La mu­ta­ti­on de la ville

Un programme éclectique pour comprendre la ville qui change

Publikationsdatum
22-02-2018
Revision
26-02-2018

La ville évolue, se métamorphose… Trop vite pour certains, trop lentement pour d’autres. La ville mute, questionne, elle est l’objet de toutes les attentions et personne ne semble fort heureusement capable de la contrôler.

Le programme d’ÉCRANS URBAINS s’attache à proposer une diversité des points de vues sur ce phénomène pluriel que l’on appelle la ville. Tantôt sombre et critique, parfois plus heureuse et plus optimiste, la sélection de films nous fait traverser et mieux comprendre ces enjeux, ces parcours de vie et ces grandes métamorphoses à l’œuvre.
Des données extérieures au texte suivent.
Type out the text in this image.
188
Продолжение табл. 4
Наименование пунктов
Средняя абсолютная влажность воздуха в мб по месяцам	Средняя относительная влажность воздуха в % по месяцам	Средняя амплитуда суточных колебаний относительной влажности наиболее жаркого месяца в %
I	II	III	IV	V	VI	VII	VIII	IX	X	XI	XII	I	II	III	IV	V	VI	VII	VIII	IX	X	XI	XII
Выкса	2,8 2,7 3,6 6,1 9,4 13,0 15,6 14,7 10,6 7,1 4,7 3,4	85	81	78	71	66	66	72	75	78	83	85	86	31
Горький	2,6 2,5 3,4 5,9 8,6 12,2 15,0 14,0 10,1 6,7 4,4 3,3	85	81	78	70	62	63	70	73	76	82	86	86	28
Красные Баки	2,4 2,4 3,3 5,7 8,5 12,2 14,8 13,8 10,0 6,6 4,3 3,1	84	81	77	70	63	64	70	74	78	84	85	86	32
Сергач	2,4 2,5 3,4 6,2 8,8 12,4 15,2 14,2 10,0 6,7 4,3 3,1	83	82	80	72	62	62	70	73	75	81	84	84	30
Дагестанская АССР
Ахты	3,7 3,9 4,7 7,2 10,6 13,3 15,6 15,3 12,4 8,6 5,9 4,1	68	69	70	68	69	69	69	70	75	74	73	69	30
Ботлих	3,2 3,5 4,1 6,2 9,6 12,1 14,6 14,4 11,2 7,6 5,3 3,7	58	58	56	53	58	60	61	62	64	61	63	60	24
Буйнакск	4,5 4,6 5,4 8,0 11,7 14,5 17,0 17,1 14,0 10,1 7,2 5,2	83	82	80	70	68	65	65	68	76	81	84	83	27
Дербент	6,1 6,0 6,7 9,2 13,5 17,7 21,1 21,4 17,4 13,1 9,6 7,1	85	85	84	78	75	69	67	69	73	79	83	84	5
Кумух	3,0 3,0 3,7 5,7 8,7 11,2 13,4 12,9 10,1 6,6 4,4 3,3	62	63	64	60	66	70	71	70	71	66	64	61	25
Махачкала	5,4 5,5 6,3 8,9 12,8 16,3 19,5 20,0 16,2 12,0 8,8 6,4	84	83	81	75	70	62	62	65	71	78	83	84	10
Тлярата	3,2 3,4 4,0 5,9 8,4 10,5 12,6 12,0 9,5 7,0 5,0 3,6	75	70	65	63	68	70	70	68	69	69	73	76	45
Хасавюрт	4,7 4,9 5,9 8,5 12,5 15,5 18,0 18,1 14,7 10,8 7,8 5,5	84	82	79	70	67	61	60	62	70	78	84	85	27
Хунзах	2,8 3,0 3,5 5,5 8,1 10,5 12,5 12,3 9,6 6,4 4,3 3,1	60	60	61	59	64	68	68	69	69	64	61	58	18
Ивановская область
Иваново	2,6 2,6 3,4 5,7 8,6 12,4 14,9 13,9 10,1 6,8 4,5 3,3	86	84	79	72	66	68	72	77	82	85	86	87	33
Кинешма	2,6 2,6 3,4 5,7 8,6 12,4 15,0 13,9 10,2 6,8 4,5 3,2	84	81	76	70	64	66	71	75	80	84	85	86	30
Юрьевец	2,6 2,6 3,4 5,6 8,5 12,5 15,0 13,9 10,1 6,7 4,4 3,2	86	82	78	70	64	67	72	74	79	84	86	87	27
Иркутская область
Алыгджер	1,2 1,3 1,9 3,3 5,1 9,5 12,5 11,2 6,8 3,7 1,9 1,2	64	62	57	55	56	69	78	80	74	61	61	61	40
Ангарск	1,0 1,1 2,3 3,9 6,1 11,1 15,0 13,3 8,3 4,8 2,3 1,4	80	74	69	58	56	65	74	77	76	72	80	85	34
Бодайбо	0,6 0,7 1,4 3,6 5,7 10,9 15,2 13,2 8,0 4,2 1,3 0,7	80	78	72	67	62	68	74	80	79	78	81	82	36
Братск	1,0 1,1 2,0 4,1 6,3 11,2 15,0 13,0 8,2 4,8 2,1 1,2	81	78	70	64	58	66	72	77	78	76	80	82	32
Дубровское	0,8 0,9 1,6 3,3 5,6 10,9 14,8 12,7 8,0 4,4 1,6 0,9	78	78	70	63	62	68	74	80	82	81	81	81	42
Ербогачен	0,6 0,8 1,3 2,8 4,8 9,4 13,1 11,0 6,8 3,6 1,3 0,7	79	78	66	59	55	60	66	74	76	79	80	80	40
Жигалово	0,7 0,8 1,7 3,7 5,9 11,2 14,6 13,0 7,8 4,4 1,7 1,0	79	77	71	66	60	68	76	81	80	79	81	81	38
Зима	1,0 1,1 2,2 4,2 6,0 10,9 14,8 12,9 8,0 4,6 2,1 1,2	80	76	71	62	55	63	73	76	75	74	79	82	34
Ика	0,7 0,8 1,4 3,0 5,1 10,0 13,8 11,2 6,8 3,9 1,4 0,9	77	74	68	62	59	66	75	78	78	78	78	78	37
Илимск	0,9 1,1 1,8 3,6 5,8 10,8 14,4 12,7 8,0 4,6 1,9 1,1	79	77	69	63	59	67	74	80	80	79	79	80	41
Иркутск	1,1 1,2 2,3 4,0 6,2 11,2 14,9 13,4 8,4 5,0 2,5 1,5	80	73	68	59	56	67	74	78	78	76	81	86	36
Le cinéma s’approprie le réel pour mieux le transcender, pour mieux nous émouvoir et nous éclairer.

Les spectateurs pourront plonger au cœur des mutations de la Chine contemporaine à travers quelques œuvres de ses meilleurs représentants et observateurs: les univers intimes de Tsai Ming Liang (Chiens errants) ou de Pengfei Song (Beijing Stories), la puissance et la rigueur documentaire de Wang Bing filmant ces anonymes victimes de la révolution urbaine (Argent amer), ou bien encore Disorder, ovni documentaire fait d’images amateurs et professionnelles qui nous précipitent dans le chaos urbain. Chaos et mutations urbaines que le réalisateur français Hendrick Dusollier observe lui aussi depuis plusieurs années avec sensibilité, humilité et originalité formelle. Une séance spéciale à la cinémathèque lui sera consacrée. L’occasion de découvrir en sa présence son dernier film en exclusivité Derniers jours à Shibati mais également ses deux premiers courts métrages d’animation qui œuvrent eux aussi au renouvellement des formes et des approches. Puis encore l’Asie, avec le bijou formel Diamond Island du réalisateur Davy Chou. A mi-chemin entre Michael Mann et Hou Hsiao-Hsien, le cinéaste franco-cambodgien suit le destin d’une jeunesse en quête de repères dans un Phnom Penh en pleine métamorphose. Un beau film sur un pays pris entre tradition et modernité.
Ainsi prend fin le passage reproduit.